Since I believe the correlation of usage of these tools is high, I think they could benefit from having similarly named flags.
puffybuf
fzf, ripgrep are some command line tools I like. Check them out. Being able to quickly search your history with fuzzy finder is so useful.
usrbinbash
There are many completely unnecessary "reworks" of classic UNIX stdutils that add very little to no value, and instead pitch themselves purely on "written in {lang-the-dev-likes}" or being "blazing fast" or something similar.
`fd` isn't one of those.
`fd` is amazing.
It is simpler, faster and easier to grok than `find`, the commands syntax is a straight up improvement, it comes with sane defaults which makes the easy things and common usecases simple, while the harder ones are way more accessible. It uses colored output in an actually useful way, its manpage is more structured and easier to read…
and MOST IMPORTANTLY
…it is capable of running commands on search results with parallel execution out of the box, so no need to get GNU parallel into the command.

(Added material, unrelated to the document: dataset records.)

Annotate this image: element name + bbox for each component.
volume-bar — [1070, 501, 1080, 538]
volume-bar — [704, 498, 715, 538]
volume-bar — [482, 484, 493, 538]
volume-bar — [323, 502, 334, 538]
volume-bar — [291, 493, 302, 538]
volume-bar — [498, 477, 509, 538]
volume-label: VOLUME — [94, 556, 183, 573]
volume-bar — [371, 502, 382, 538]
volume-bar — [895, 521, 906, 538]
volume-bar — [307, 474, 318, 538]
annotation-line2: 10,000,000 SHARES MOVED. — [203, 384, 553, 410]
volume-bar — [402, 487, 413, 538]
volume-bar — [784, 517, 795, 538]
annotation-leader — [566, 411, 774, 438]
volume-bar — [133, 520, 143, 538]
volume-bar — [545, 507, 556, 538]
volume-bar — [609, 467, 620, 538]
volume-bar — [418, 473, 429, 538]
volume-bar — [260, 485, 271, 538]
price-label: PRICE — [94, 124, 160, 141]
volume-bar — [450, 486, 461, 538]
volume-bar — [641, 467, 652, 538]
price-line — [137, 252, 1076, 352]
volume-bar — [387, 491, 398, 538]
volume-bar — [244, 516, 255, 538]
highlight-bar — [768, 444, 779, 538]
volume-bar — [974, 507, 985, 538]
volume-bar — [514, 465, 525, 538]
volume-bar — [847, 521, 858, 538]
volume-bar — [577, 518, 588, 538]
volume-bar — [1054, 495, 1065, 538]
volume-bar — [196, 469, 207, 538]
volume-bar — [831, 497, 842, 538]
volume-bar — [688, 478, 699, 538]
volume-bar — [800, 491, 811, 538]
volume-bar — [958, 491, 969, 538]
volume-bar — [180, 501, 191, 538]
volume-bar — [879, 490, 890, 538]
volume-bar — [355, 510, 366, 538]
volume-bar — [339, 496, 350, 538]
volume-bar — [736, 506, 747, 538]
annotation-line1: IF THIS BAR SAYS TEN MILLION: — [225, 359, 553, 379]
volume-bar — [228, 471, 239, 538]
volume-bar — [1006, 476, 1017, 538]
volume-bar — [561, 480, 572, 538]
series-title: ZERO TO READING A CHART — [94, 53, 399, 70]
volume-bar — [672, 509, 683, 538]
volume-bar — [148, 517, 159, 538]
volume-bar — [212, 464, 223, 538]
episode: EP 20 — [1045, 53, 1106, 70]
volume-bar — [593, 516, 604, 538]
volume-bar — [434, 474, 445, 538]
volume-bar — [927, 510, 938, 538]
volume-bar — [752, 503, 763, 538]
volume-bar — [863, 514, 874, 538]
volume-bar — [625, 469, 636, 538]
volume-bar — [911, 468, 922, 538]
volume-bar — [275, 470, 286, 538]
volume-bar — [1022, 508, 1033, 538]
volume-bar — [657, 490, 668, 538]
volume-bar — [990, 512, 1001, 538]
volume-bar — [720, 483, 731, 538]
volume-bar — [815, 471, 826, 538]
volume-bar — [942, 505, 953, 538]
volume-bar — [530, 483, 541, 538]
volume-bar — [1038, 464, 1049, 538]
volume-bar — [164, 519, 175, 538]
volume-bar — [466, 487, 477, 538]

THIS is the kind of renewal of classic command line utilitis we need!
Literally the only pain point for me, is that it doesn't use glob-patterns by default, and that is easily fixed by a handy
pimlottc
For folks on macOS, you can also use "mdfind" as a command-line interface for macOS Spotlight search
https://ss64.com/mac/mdfind.html
BeetleB
I never managed to use find. I would always find a different way to solve my problem (e.g. Midnight Commander).
I use fd all the time.
Simply having a better command line interface is a big deal.